M30 notes: Agent data and feedback loops (the one idea)

The one idea: a deployed agent generates the best training and evaluation data you will ever have, real questions and real signals about which answers were good, and most teams throw it away. The data flywheel captures that exhaust, curates it into eval cases (M26) and fine-tuning examples (M15), and feeds it back so the agent improves with use. The more it is used, the better it gets, as long as you respect privacy along the way.

1. Your agent is a data source

You spent earlier modules creating data by hand: golden eval cases (M20/M26), a fine-tuning dataset (M15). Production gives it to you for free, and better, because it is real: the actual questions your users ask, phrased the way they really phrase them, with the agent's actual answers. Add a way for users to signal quality (a thumbs up/down, an edit, a "try again") and you have LABELED data. That is the raw material of every improvement loop.

Analogy. A new shop guesses what to stock. A shop that has been open a year knows exactly what people ask for, because it watched. Your logs are that year of watching, if you keep them.

2. Capture, with privacy first

feedback_log.py logs each interaction as a JSONL record: the question, the answer, the sources, and a feedback field. The non-negotiable part: redact PII before you store anything. Feedback data is data you are now keeping, so the M14 rules apply, redact emails, phone numbers, and other identifiers at write time, get consent, and never log secrets. redact_pii does the obvious cases here; a real system extends it to its domain (names, account numbers, addresses) and minimizes what it keeps at all.

3. The three signals

Not all feedback means the same thing, and treating it bluntly is a mistake:

Thumbs up: the answer was good. A confirmed-good example: lock it in as a golden eval case (it must keep working) and use it as a training example.
Thumbs down + correction: the answer was wrong and a human told you the right one. The single most valuable record you can get: it becomes a regression eval case (one the agent currently fails) AND a corrected training example that teaches the fix.
Thumbs down, no correction: you know it was bad but not what "good" looks like. You cannot auto-label this; route it to a human for review. Guessing the expected answer would poison your data.

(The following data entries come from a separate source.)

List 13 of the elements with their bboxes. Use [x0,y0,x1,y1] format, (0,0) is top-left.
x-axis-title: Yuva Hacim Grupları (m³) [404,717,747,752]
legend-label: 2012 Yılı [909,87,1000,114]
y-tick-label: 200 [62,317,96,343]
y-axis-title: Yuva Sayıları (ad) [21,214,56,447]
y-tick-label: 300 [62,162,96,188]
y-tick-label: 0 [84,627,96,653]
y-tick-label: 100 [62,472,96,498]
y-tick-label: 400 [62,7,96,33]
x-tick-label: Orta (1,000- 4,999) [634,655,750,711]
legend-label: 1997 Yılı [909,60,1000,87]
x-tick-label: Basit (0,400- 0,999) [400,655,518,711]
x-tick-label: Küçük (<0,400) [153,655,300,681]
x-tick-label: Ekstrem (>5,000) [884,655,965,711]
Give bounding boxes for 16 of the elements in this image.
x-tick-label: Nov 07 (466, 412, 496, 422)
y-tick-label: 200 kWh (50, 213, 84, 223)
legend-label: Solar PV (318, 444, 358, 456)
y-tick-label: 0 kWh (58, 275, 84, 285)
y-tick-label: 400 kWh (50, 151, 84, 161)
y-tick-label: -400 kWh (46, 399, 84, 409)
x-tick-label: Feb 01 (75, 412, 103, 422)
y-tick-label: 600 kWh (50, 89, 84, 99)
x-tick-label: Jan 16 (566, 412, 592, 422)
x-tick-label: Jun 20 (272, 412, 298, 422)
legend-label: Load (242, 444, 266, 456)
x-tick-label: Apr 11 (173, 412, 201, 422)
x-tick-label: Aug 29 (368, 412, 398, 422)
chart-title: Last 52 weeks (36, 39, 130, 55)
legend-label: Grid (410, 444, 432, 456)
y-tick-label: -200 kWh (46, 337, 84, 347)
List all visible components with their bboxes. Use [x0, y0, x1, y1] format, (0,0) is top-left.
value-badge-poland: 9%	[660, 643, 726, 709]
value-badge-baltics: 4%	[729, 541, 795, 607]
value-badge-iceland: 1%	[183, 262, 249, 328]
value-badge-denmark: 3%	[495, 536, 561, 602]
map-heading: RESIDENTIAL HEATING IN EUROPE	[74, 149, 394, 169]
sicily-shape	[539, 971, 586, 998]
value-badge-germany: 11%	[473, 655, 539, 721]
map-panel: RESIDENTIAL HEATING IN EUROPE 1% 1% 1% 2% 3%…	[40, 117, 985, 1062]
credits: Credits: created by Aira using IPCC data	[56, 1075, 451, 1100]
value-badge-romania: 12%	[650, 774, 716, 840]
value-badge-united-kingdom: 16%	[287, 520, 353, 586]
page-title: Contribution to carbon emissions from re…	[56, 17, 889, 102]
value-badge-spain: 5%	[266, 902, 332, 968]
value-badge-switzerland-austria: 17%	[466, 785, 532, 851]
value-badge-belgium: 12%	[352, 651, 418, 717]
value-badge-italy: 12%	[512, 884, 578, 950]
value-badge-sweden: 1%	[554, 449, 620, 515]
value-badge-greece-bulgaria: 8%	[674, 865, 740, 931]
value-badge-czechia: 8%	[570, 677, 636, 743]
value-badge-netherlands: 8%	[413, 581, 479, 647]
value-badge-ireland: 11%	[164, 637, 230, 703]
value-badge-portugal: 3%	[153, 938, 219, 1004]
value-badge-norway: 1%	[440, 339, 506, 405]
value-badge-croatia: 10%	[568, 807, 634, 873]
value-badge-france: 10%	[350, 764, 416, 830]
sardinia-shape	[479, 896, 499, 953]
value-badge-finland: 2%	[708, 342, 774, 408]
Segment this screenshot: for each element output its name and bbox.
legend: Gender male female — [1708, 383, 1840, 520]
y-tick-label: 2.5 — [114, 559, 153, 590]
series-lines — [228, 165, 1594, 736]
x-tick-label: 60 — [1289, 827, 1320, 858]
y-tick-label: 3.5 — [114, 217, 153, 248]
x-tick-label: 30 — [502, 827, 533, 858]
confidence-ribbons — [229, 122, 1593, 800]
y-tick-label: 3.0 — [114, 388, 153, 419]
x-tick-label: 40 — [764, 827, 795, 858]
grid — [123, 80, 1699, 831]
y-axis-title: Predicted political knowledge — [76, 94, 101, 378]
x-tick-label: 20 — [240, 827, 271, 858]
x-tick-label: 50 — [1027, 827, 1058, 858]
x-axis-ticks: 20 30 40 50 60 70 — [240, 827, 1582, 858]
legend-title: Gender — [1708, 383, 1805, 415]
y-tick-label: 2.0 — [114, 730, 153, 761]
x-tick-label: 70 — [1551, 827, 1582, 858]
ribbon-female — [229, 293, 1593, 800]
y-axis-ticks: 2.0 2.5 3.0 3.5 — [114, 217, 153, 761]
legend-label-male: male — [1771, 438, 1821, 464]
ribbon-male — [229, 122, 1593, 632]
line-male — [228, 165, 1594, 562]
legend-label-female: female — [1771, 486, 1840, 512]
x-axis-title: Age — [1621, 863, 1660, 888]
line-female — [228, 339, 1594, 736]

curate.py encodes exactly these rules. The judgement, what each signal means, is the real work; the code is small.

4. Curate into two datasets

Eval cases (M26): to_eval_cases turns up-votes into golden cases and down+correction into regression cases, deduped. These flow straight into your CI eval gate: now the suite is protecting behaviour your real users care about, not just cases you imagined.
Fine-tuning examples (M15): to_finetune_examples produces chat-format {"messages": [...]} records from good answers and corrected answers, deduped by question and filtered for length. This is a real SFT dataset, grown from production instead of written from scratch.

The same down-vote-with-correction feeds BOTH: it guards against the bug (eval) and teaches the fix (training). That dual use is the heart of the flywheel.

5. Curation is judgement, not just plumbing

Raw logs are noisy. Good curation: dedupe (the same question asked a hundred times should not swamp the dataset), filter low-quality or too-short records, balance so common cases do not drown rare ones, and review the ambiguous signals by hand. Garbage in, garbage out applies doubly to fine-tuning (M15): a sloppy dataset makes a worse model. Spend effort here, not just on volume.

6. Close the loop (and the cadence)

The full cycle: deploy (M29) -> log interactions + feedback -> curate -> add eval cases to CI (M26) and fine-tuning examples to the next training run (M15) -> ship the improved agent -> repeat. Run it on a cadence (weekly, monthly), not continuously, and always gate the result on evals so a "better" model trained on new data cannot quietly regress something old. This is how an agent that launches mediocre becomes excellent over a few months: not one big leap, but a steady flywheel.

7. Cautions

Privacy and consent (M14): redact, minimize, get consent, and let users delete their data. Do not train on sensitive data.
Feedback bias: people leave feedback more when annoyed; up-votes are rarer than the true positive rate. Do not read raw thumbs as ground truth.
Feedback loops can amplify mistakes: if the agent's own outputs become its training data unchecked, errors can compound. Keep humans in the loop and gate on evals.

Words you will hear

Data flywheel, feedback signal (explicit vs implicit), thumbs up/down, correction, golden vs regression case, curation (dedupe / filter / balance / review), PII redaction (M14), SFT dataset (M15), feedback loop / amplification. Full definitions in the glossary.